Teachers are supposed to look like they are in control, correct? But my rawness became a window through which we could all feel the breeze of loss - I talked, they listened, and they talked and I listened and it affirmed what we already knew - We are all connected by our woundedness.

Grief can be an intriguing guest at times - I just wish she would call first before popping in.

(I have no idea who the artist is, but this is a great illustration of what it felt like yesterday - as if the sky had engulfed my head like a large blanket)

9 comments:

Jayne said...

Sometimes we hold things in so tightly, it takes something like this, to open the flood gates. So glad you were able to feel it Roberta, even if the timing felt awkward.

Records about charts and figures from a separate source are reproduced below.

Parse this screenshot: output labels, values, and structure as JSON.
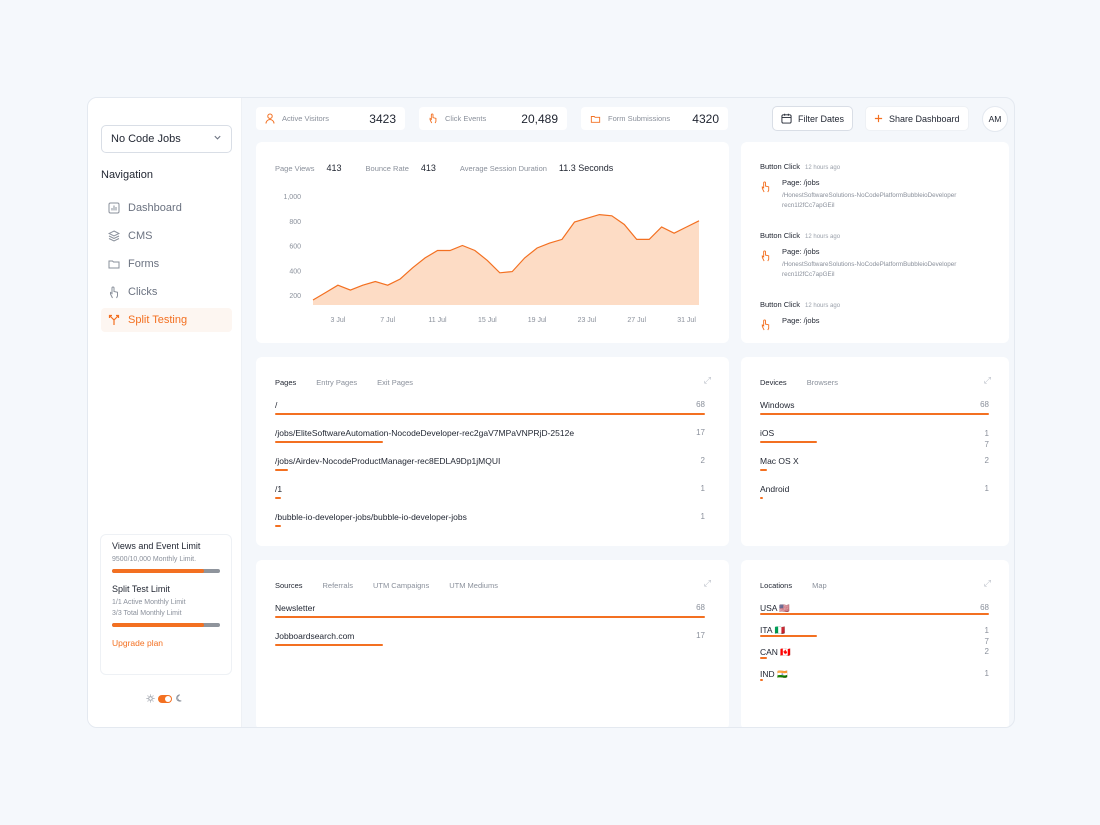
{
  "workspace": {
    "name": "No Code Jobs"
  },
  "sidebar": {
    "nav_title": "Navigation",
    "items": [
      {
        "label": "Dashboard",
        "icon": "chart-bar-icon"
      },
      {
        "label": "CMS",
        "icon": "layers-icon"
      },
      {
        "label": "Forms",
        "icon": "folder-icon"
      },
      {
        "label": "Clicks",
        "icon": "hand-click-icon"
      },
      {
        "label": "Split Testing",
        "icon": "split-arrows-icon",
        "active": true
      }
    ],
    "limits": {
      "views_title": "Views and Event Limit",
      "views_sub": "9500/10,000 Monthly Limit.",
      "views_progress": 0.85,
      "split_title": "Split Test Limit",
      "split_sub1": "1/1 Active Monthly Limit",
      "split_sub2": "3/3 Total Monthly Limit",
      "split_progress": 0.85,
      "upgrade": "Upgrade plan"
    }
  },
  "kpis": [
    {
      "label": "Active Visitors",
      "value": "3423",
      "icon": "user-icon"
    },
    {
      "label": "Click Events",
      "value": "20,489",
      "icon": "hand-click-icon"
    },
    {
      "label": "Form Submissions",
      "value": "4320",
      "icon": "folder-icon"
    }
  ],
  "header": {
    "filter_label": "Filter Dates",
    "share_label": "Share Dashboard",
    "avatar": "AM"
  },
  "overview": {
    "page_views_label": "Page Views",
    "page_views": "413",
    "bounce_label": "Bounce Rate",
    "bounce": "413",
    "session_label": "Average Session Duration",
    "session": "11.3 Seconds"
  },
  "chart_data": {
    "type": "area",
    "x": [
      "1 Jul",
      "2 Jul",
      "3 Jul",
      "4 Jul",
      "5 Jul",
      "6 Jul",
      "7 Jul",
      "8 Jul",
      "9 Jul",
      "10 Jul",
      "11 Jul",
      "12 Jul",
      "13 Jul",
      "14 Jul",
      "15 Jul",
      "16 Jul",
      "17 Jul",
      "18 Jul",
      "19 Jul",
      "20 Jul",
      "21 Jul",
      "22 Jul",
      "23 Jul",
      "24 Jul",
      "25 Jul",
      "26 Jul",
      "27 Jul",
      "28 Jul",
      "29 Jul",
      "30 Jul",
      "31 Jul",
      "1 Aug"
    ],
    "values": [
      160,
      220,
      280,
      240,
      280,
      310,
      280,
      330,
      420,
      500,
      560,
      560,
      600,
      560,
      480,
      380,
      390,
      500,
      580,
      620,
      650,
      790,
      820,
      850,
      840,
      770,
      650,
      650,
      750,
      700,
      750,
      800
    ],
    "tick_labels": [
      "3 Jul",
      "7 Jul",
      "11 Jul",
      "15 Jul",
      "19 Jul",
      "23 Jul",
      "27 Jul",
      "31 Jul"
    ],
    "y_ticks": [
      "1,000",
      "800",
      "600",
      "400",
      "200"
    ],
    "ylim": [
      120,
      1000
    ],
    "color": "#f37021",
    "fill": "#fddcc5",
    "grid": false
  },
  "activity": [
    {
      "event": "Button Click",
      "time": "12 hours ago",
      "page": "Page: /jobs",
      "path": "/HonestSoftwareSolutions-NoCodePlatformBubbleioDeveloper",
      "rec": "recn1l2fCc7apGEil"
    },
    {
      "event": "Button Click",
      "time": "12 hours ago",
      "page": "Page: /jobs",
      "path": "/HonestSoftwareSolutions-NoCodePlatformBubbleioDeveloper",
      "rec": "recn1l2fCc7apGEil"
    },
    {
      "event": "Button Click",
      "time": "12 hours ago",
      "page": "Page: /jobs",
      "path": "",
      "rec": ""
    }
  ],
  "pages": {
    "tabs": [
      "Pages",
      "Entry Pages",
      "Exit Pages"
    ],
    "rows": [
      {
        "label": "/",
        "value": "68",
        "ratio": 1.0
      },
      {
        "label": "/jobs/EliteSoftwareAutomation-NocodeDeveloper-rec2gaV7MPaVNPRjD-2512e",
        "value": "17",
        "ratio": 0.25
      },
      {
        "label": "/jobs/Airdev-NocodeProductManager-rec8EDLA9Dp1jMQUI",
        "value": "2",
        "ratio": 0.03
      },
      {
        "label": "/1",
        "value": "1",
        "ratio": 0.015
      },
      {
        "label": "/bubble-io-developer-jobs/bubble-io-developer-jobs",
        "value": "1",
        "ratio": 0.015
      }
    ]
  },
  "devices": {
    "tabs": [
      "Devices",
      "Browsers"
    ],
    "rows": [
      {
        "label": "Windows",
        "value": "68",
        "ratio": 1.0
      },
      {
        "label": "iOS",
        "value": "1\n7",
        "ratio": 0.25
      },
      {
        "label": "Mac OS X",
        "value": "2",
        "ratio": 0.03
      },
      {
        "label": "Android",
        "value": "1",
        "ratio": 0.015
      }
    ]
  },
  "sources": {
    "tabs": [
      "Sources",
      "Referrals",
      "UTM Campaigns",
      "UTM Mediums"
    ],
    "rows": [
      {
        "label": "Newsletter",
        "value": "68",
        "ratio": 1.0
      },
      {
        "label": "Jobboardsearch.com",
        "value": "17",
        "ratio": 0.25
      }
    ]
  },
  "locations": {
    "tabs": [
      "Locations",
      "Map"
    ],
    "rows": [
      {
        "label": "USA 🇺🇸",
        "value": "68",
        "ratio": 1.0
      },
      {
        "label": "ITA 🇮🇹",
        "value": "1\n7",
        "ratio": 0.25
      },
      {
        "label": "CAN 🇨🇦",
        "value": "2",
        "ratio": 0.03
      },
      {
        "label": "IND 🇮🇳",
        "value": "1",
        "ratio": 0.015
      }
    ]
  }
}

I am sure they all understood. Hugs to you.

Sneaky Momma said...

Bless your heart. I can imagine how difficult it was for you to be reminded of the memory of your father during class.
It sounds like you have some wonderful students! I remember, as a first grade teacher, being enveloped by twenty-two tiny sets of arms after reading a story that reminded me of my grandfather who had passed a few weeks before. I do believe that moment brought us all closer together. :)

BP said...

Interestingly, this is how I felt several times during and after my divorce. A song or a smell or a sound could drop the blanket over my head. When my mother and brother died it wasn't so much blanket smothering, but a wandering around in the fog. Just one foot in front of the other and mind numbing grief.

It does seem we connect more deeply through tears than through laughter.

Brad said...

Beautifully stated and illustrated. God chose that moment for you because others were there to share and to help heal. How wonderful!
With love (and with understanding - been there) - Brad

Jen Wojtowicz said...

Oh, Roberta. What a gift you gave yourself and your students by allowing yourself to be vulnerable, especially in a situation where you are used to being centered. I've been there too. Sometimes grief ebbs, and sometimes we get caught in the flow...

sue said...

thank you for sharing this...

Evelyn said...

What a gift to be able to be absolutely "real" right there along with your students. Someone told me that tears are more healing when we cry with someone else present. I watched "The Secret Life of Bees" when it was in the theaters. The theme of mother-loss had me sobbing in the theater hallway afterwards. I'm so grateful that I had both my daughter and a dear friend there with me. Yes, grief doesn't usually call first before popping in!

Jaliya said...

Oh, Roberta xo

Isn't it amazing, how laughter and tears are but a breath apart?

That is so marvelous how one person's raw feeling can ignite the heart of others. Your students are blessed to have you as a mentor.

Grieving is one of the ways that we love, isn't it ...

(((hug)))

Lauralew said...

Oh Roberta, I so identify with this. My mom has been gone almost two months now and I never know when grief will steal in and make itself known. One of my friends told me that the loss of my mom would be a life changing event--as I have lived this out, I have found it to be true. Love and hugs to you.